You can record the dataset outside of car with a different camera but you should make sure the view angles are similar to those that will be used in the car and that the illumination is the same etc. That is quite difficult to ensure in practice, so you may rather want to vary these variable to such extent that the car conditions are safely covered within the variation space.
@erkil1452 Recently, I noticed an intersting work: "PureGaze: Purifying Gaze Feature for Generalizable Gaze Estimation", I don't know whehter you have seen this paper. In this paper, it said "We propose a domain-generalization framework for gaze estimation. Our method is only trained in the source domain and brings improvement in all unknown target domains.
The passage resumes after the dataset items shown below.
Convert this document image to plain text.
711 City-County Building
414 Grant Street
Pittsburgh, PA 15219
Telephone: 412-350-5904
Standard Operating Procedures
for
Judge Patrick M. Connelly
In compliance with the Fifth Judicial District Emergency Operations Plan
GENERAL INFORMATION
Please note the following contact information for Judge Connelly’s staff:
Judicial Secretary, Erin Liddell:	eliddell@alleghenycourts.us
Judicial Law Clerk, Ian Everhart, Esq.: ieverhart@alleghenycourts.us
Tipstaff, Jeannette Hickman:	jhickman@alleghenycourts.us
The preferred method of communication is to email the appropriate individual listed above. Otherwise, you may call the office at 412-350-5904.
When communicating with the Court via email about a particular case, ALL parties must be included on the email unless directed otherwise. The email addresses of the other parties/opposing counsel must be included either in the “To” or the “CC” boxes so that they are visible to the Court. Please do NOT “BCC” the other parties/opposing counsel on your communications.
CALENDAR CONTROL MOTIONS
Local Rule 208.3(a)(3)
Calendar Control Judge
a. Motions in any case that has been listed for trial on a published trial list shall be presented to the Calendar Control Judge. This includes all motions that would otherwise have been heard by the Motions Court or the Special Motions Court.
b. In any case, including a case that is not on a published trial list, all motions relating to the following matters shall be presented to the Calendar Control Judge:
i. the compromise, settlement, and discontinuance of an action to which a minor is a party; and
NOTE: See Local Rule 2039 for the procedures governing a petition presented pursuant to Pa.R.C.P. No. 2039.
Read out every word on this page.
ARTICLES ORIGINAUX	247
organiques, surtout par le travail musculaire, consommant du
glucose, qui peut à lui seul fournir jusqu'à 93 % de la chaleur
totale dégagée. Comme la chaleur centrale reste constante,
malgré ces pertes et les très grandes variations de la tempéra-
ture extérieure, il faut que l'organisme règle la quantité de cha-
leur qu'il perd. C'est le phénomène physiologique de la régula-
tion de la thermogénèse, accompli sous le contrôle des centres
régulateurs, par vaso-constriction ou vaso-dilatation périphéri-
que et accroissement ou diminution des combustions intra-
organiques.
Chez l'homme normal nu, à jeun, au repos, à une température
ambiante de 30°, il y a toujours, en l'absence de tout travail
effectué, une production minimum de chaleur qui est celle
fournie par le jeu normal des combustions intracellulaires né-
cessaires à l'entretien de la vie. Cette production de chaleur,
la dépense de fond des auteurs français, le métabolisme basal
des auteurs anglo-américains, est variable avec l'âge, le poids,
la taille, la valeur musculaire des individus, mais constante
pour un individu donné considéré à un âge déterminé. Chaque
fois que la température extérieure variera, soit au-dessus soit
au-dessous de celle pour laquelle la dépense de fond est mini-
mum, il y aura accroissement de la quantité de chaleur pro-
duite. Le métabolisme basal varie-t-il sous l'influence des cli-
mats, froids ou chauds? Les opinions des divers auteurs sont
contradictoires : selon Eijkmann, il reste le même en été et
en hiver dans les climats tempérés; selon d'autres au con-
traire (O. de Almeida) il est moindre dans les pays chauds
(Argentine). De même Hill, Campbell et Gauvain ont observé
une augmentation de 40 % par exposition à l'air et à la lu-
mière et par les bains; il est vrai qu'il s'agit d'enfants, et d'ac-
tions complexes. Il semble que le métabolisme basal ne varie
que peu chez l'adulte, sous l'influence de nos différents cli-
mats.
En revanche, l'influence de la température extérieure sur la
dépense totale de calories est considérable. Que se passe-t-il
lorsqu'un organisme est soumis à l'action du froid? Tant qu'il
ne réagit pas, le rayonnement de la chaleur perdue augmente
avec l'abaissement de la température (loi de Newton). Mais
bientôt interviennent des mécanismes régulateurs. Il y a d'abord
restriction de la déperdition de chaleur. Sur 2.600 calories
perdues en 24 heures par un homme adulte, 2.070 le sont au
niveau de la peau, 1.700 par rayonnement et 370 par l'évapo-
The key idea of our method is to purify the gaze feature with a self-adversarial framework." I want to know whether I can use the common dataset such as your gaze360 dataset to train the pureGaze model, and then infer the model directly use my own image captured in the car without collecting my own dataset to train the model?
@erkil1452 hello, you mentioned "For the ball I can imagine using multiple calibrated cameras (see multiview stereo camera calibration) and triangulating the ball position". because I am a new to this, I'm not understand fully what that mean, and I don't know what should I do to get the ball 3d coordinate, can you give me some references or some web links about introducing this method?
and I want to confim something. Is the multiview camera like that?as shown in the figure, multiple RGB cameras:
or the camera used in your paper
Thank you very much!!
@erkil1452 I have another idea. whether I can use a torf camera and a RGB camera, capture the image at the same time, use the image captured by torf camera to compute the target 3d coordinate and person 3d coordinate, then compute the gaze ground truth. then use the image captured by RGB camera and the gaze ground truth computed above to train your model, do you think it is a viable solution?
And whether there are some methods to get pitch, yaw, roll values through the predicted gaze? Above you have already tell me how to calculate the pitch, yaw values, the another value roll how to compute?
-
I think you can use PureGaze with any dataset. You will have to also apply it to your new data in order to make the method work. Based on what they promise it should help you to transfer from Gaze360 training data to your setup but there may be a limit to what it can do. I do not think it will help the method generalize to completely unseen angles. E.g. Gaze360 dataset has no picture of people from above so that would still not work.
-
Yes, your image is correct. You can refer to the Szeliski's famous (free) book on Computer Vision, Chapter 12 "3D reconstruction".
-
Yes, that is feasible if your scene fits into the camera view. Time of flight cameras (that is what you meant?) often have quite small fov (experience from working with Kinect Azure).
If you consider gaze to be a 3D vector, it does not make sense to speak about roll because line in 3D only has 5 degrees of freedom (xyz position of a point on the line and two orientation angles). If you refer to roll of the head itself, that is a different type of task entirely.
Thank you very much! I will practice what you said.